Lo que tienen los sentimientos cultivados con intención moral es que se afinan y potencian entre ellos. En concreto la indignación tiene que estar ineludiblemente acompañada de la compasión, en su sentido más noble, hacia las víctimas de las conductas que nos indignan, incluyéndonos en el colectivo de ellas en la medida en que así suceda. Este sentimiento también se orienta hacia el otro, pero aquí el impacto nos viene de su sufrimiento, y no nos encauza en su momento activo a rechazarlo sino a acogerlo con nuestra solidaridad afectivamente sentida, que, para que sea moral, deberá estar asentada en el respeto a su persona y expresarse, en todo lo que se pueda, en iniciativas compartidas. También este sentimiento se está dando en los momentos actuales, aunque no se le nombre así por los recelos que provoca el término. Será un potente agente de regeneración democrática en la medida en que persiga reintegrar efectiva y eficazmente en lo público al expulsado de ello, viendo en esto –y no en la mera ayuda particular que como emergencia puede imponerse- la meta más propia de su solidaridad.

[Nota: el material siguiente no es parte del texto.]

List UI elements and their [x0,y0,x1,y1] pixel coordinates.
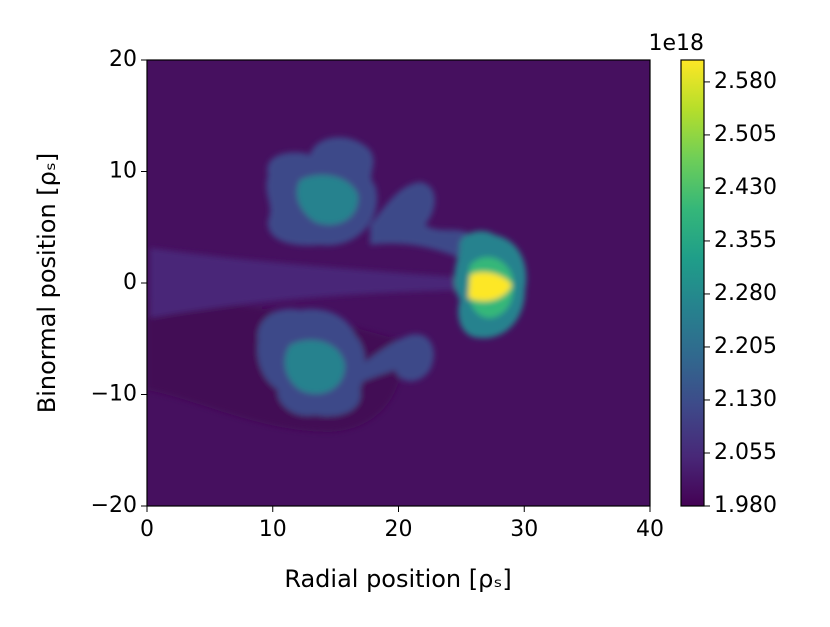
colorbar-tick-label: 2.205 [714,334,777,359]
colorbar-tick-label: 2.280 [714,281,777,306]
x-tick-label: 40 [636,517,664,542]
field [147,60,650,506]
x-tick-label: 20 [385,517,413,542]
x-tick-label: 0 [140,517,154,542]
colorbar-tick-label: 2.355 [714,228,777,253]
colorbar-tick-label: 2.505 [714,122,777,147]
y-tick-label: 10 [109,159,137,184]
colorbar-tick-label: 2.430 [714,175,777,200]
colorbar-tick-label: 2.580 [714,69,777,94]
colorbar [680,59,705,507]
colorbar-tick-label: 1.980 [714,493,777,518]
y-tick-label: −20 [91,493,137,518]
x-axis-label: Radial position [ρₛ] [284,565,511,593]
y-tick-label: −10 [91,382,137,407]
x-tick-label: 30 [510,517,538,542]
y-axis-label: Binormal position [ρₛ] [33,153,61,413]
y-tick-label: 0 [123,270,137,295]
colorbar-tick-label: 2.055 [714,440,777,465]
colorbar-offset: 1e18 [648,31,704,56]
y-tick-label: 20 [109,47,137,72]
x-tick-label: 10 [259,517,287,542]
colorbar-tick-label: 2.130 [714,387,777,412]
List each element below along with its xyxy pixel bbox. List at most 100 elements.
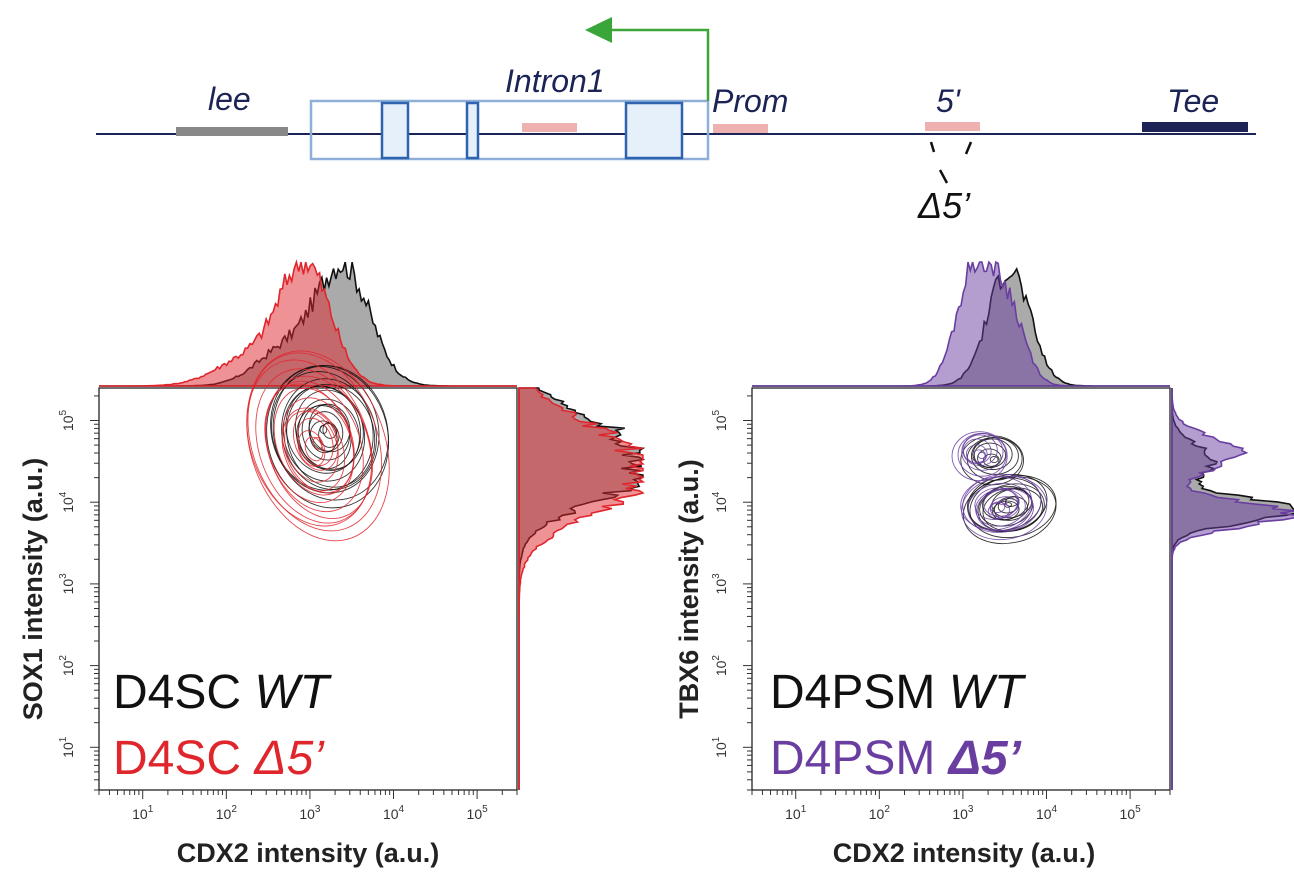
x-tick-label: 101 xyxy=(785,804,807,822)
exon-2 xyxy=(465,101,480,160)
lee-region xyxy=(176,127,288,136)
exon-3 xyxy=(624,101,684,160)
contour-level xyxy=(319,425,328,434)
contour-level xyxy=(281,407,345,492)
deletion-tick-left xyxy=(929,141,936,153)
contour-plot xyxy=(951,431,1057,545)
deletion-tick-right xyxy=(964,141,973,155)
legend-entry-wt: D4SC WT xyxy=(113,666,333,719)
legend: D4PSM WT D4PSM Δ5’ xyxy=(770,666,1027,785)
prom-region xyxy=(713,124,768,133)
y-tick-label: 103 xyxy=(58,573,76,595)
contour-level xyxy=(312,436,323,450)
contour-level-secondary xyxy=(989,456,999,464)
plot-frame xyxy=(751,387,1171,791)
contour-series-delta xyxy=(246,350,390,542)
y-axis-title: SOX1 intensity (a.u.) xyxy=(18,458,48,721)
label-lee: lee xyxy=(208,81,251,117)
deletion-tick-mid xyxy=(938,169,949,184)
label-prom: Prom xyxy=(712,83,788,119)
label-intron1: Intron1 xyxy=(505,63,605,99)
panel-left-sox1: 101 102 103 104 105 101 102 103 104 105 CDX2 int… xyxy=(18,259,646,868)
panel-right-tbx6: 101 102 103 104 105 101 102 103 104 105 CDX2 int… xyxy=(674,260,1294,868)
contour-series-delta xyxy=(951,431,1048,541)
x-axis: 101 102 103 104 105 xyxy=(98,790,518,822)
y-axis-title: TBX6 intensity (a.u.) xyxy=(674,459,704,719)
contour-level xyxy=(989,496,1019,519)
y-hist-delta xyxy=(518,387,646,790)
intron1-region xyxy=(522,123,577,132)
x-tick-label: 105 xyxy=(467,804,489,822)
y-axis: 101 102 103 104 105 xyxy=(711,395,752,791)
contour-level-secondary xyxy=(961,433,1004,471)
contour-level xyxy=(255,368,373,524)
gene-diagram: lee Intron1 Prom 5' Tee Δ5’ xyxy=(96,17,1256,226)
x-axis-title: CDX2 intensity (a.u.) xyxy=(177,838,440,868)
y-tick-label: 105 xyxy=(711,410,729,432)
contour-level xyxy=(992,500,1020,521)
contour-level xyxy=(974,487,1018,520)
tss-arrowhead-icon xyxy=(585,17,612,43)
y-tick-label: 105 xyxy=(58,410,76,432)
y-histogram xyxy=(518,387,646,790)
legend: D4SC WT D4SC Δ5’ xyxy=(113,666,333,785)
x-tick-label: 104 xyxy=(383,804,405,822)
label-tee: Tee xyxy=(1167,83,1219,119)
contour-level xyxy=(273,387,355,496)
x-tick-label: 105 xyxy=(1120,804,1142,822)
x-tick-label: 103 xyxy=(299,804,321,822)
contour-level xyxy=(246,350,390,542)
contour-level xyxy=(983,489,1020,517)
x-tick-label: 103 xyxy=(952,804,974,822)
x-histogram xyxy=(99,259,517,387)
contour-level xyxy=(292,410,339,471)
x-tick-label: 101 xyxy=(132,804,154,822)
contour-level-secondary xyxy=(971,449,987,463)
five-prime-region xyxy=(925,122,980,131)
x-tick-label: 104 xyxy=(1036,804,1058,822)
contour-level-secondary xyxy=(977,448,1002,468)
y-hist-delta xyxy=(1171,388,1294,790)
y-tick-label: 101 xyxy=(711,736,729,758)
contour-level xyxy=(264,383,355,504)
contour-plot xyxy=(246,350,390,542)
tss-arrow-line xyxy=(610,28,710,101)
y-tick-label: 102 xyxy=(58,655,76,677)
contour-level-secondary xyxy=(951,431,1008,482)
contour-level-secondary xyxy=(962,434,998,466)
contour-level xyxy=(960,476,1033,531)
y-histogram xyxy=(1171,388,1294,790)
contour-level-secondary xyxy=(977,451,986,459)
contour-level xyxy=(246,359,373,527)
contour-level xyxy=(987,502,1011,519)
contour-level xyxy=(281,397,355,494)
tee-region xyxy=(1142,122,1248,132)
contour-level xyxy=(297,430,326,467)
contour-level xyxy=(264,380,364,513)
y-axis: 101 102 103 104 105 xyxy=(58,395,99,791)
contour-level xyxy=(270,365,380,494)
contour-level-secondary xyxy=(972,438,1013,471)
legend-entry-wt: D4PSM WT xyxy=(770,666,1027,719)
legend-entry-delta: D4PSM Δ5’ xyxy=(770,732,1022,785)
contour-level xyxy=(990,501,1006,514)
contour-level xyxy=(297,417,334,467)
x-tick-label: 102 xyxy=(216,804,238,822)
contour-level-secondary xyxy=(965,444,988,464)
x-histogram xyxy=(752,260,1170,387)
y-tick-label: 103 xyxy=(711,573,729,595)
legend-entry-delta: D4SC Δ5’ xyxy=(113,732,325,785)
contour-level xyxy=(975,488,1026,527)
exon-1 xyxy=(380,101,410,160)
y-tick-label: 104 xyxy=(58,491,76,513)
label-five-prime: 5' xyxy=(936,83,962,119)
contour-level xyxy=(998,499,1007,506)
y-tick-label: 101 xyxy=(58,736,76,758)
x-hist-delta xyxy=(99,259,517,387)
x-tick-label: 102 xyxy=(869,804,891,822)
x-axis-title: CDX2 intensity (a.u.) xyxy=(833,838,1096,868)
contour-level xyxy=(247,352,383,532)
y-tick-label: 104 xyxy=(711,491,729,513)
gene-body-box xyxy=(309,99,710,161)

Si bien los estímulos citados (la corrupción y explotación por un lado, el sufrimiento por otro) están ahí para todos, no a todos impactan, porque podemos amurallarnos frente a ellos. Es lo que sucede cuando cultivamos un tercer sentimiento, el de la indiferencia ante el dolor y la injusticia. Es en sí atípico, al consistir en un no sentir ante alguien que cabría esperar que nos provocara un sentir. Supone desafección emocional: con mi indife-rencia desactivo la posibilidad de que me influencie, lo anulo como agente que podría interactuar conmigo. Esta indiferencia es inmoral cuando implica que no me afecte lo que debería afectarme, cuando es insensibilidad ante lo que no tendría que dejarme insensible: decisivamente, la víctima de la degeneración democrática. Se bloquean así la indignación y la compasión cívicas. Lo que se da, en cambio, es un autocentramiento desmesurado en un mismo (o en el grupo de pertenencia más cercano, como la familia), que supone percepción puramente estratégica de lo público como algo a lo que acudimos cuando nos sirve para lo privado propio, resultándonos oneroso cuando así no sucede –no es algo nuestro-.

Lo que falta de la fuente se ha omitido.